Les médicaments concernés sont souvent les plus anciens et donc les moins rentables
En France, 60% des molécules en tension sont des médicaments anciens indique un rapport parlementaire. Leur fabrication est moins juteuse que celle des blockbusters. Il y a donc souvent très peu de concurrence pour les proposer. Aux États-Unis, 40% des génériques ont un producteur unique, il suffit donc d’un problème dans une usine pour affecter le marché mondial du produit. En France, où le prix du médicament est contrôlé par l’État, les laboratoires se plaignent d’une rémunération trop faible pour motiver des efforts supplémentaires. En ce moment, les grands laboratoires investissent massivement dans la recherche d’un remède à l’obésité. Le marché est estimé à 50 milliards de dollars. Ce type de molécule pourrait être la nouvelle vache à lait de l’industrie pharmaceutique, comme l’ont été les traitements pour l’hypertension dans le passé.

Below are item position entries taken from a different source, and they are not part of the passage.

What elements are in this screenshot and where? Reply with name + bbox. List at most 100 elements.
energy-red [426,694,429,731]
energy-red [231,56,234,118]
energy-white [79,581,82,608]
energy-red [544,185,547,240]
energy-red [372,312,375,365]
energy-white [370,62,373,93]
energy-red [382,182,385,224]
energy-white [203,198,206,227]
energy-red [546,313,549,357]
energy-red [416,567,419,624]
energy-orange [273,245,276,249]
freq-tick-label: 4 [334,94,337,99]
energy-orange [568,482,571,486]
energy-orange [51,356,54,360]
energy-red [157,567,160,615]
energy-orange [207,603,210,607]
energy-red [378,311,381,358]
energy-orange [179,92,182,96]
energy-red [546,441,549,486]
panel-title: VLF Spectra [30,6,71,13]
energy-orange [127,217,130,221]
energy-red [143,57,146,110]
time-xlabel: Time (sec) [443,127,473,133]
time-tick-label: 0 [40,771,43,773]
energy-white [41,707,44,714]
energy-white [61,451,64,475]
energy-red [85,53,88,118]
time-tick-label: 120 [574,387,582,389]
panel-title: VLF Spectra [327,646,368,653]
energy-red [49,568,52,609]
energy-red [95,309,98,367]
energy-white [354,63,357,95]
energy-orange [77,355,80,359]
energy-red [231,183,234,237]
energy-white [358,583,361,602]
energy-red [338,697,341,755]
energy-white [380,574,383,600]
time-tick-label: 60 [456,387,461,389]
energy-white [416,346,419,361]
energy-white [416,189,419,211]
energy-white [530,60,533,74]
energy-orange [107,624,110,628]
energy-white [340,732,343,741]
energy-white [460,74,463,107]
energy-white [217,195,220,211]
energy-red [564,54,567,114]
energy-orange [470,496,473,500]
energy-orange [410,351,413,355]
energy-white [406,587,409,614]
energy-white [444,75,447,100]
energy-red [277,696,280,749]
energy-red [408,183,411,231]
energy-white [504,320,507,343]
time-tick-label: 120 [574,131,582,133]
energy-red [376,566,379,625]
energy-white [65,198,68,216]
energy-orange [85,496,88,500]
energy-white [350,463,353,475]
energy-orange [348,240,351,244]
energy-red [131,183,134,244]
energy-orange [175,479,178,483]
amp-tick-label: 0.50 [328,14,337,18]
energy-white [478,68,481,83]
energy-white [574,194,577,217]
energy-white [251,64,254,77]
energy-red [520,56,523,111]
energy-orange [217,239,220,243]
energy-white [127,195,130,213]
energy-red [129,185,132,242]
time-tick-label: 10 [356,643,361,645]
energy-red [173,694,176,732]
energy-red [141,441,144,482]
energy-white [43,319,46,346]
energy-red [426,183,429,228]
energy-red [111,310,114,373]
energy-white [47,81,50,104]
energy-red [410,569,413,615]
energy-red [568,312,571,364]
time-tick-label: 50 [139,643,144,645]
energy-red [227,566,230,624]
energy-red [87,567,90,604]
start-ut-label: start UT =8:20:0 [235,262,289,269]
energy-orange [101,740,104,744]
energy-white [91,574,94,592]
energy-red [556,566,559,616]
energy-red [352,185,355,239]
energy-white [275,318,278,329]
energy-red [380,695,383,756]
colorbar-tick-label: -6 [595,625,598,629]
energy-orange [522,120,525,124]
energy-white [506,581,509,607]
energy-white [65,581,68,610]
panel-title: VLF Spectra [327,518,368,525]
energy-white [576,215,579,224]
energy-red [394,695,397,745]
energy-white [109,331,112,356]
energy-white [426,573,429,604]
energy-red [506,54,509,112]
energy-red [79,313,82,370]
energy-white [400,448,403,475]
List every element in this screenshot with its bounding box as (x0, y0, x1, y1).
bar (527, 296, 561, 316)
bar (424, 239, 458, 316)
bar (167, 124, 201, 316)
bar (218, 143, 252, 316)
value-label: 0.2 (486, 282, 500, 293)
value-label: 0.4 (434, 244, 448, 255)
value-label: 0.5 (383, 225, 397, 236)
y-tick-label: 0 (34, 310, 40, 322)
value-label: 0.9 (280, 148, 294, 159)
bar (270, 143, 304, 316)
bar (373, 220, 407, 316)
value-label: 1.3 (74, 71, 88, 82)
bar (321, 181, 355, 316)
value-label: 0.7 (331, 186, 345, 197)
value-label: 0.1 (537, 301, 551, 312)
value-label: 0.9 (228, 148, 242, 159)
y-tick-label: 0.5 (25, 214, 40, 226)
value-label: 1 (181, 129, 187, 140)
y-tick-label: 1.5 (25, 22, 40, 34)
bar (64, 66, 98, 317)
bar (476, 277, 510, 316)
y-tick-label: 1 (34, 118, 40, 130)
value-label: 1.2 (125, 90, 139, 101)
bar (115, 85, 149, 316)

Le modèle économique de cette industrie l’incline à privilégier les blockbusters aux détriments de la pharmacopée de base.
Pour remédier à ces pénuries, le gouvernement français encourage la relocalisation de l’industrie
Les vertus de la souveraineté sanitaire sont redevenues d’actualité avec la pandémie. Cette ambition est coûteuse et longue à mettre en œuvre. Il faut que les laboratoires s’y prêtent et que les territoires soient prêts à accueillir des usines réputées polluantes. Il faut aussi que les pouvoirs publics soient prêts à mieux rémunérer certains médicaments. Si le marché ne parvient pas à satisfaire la demande, faut-il envisager la création d’une industrie publique du médicament ? C’est ce que préconise l’Observatoire de la transparence dans les politiques du médicament.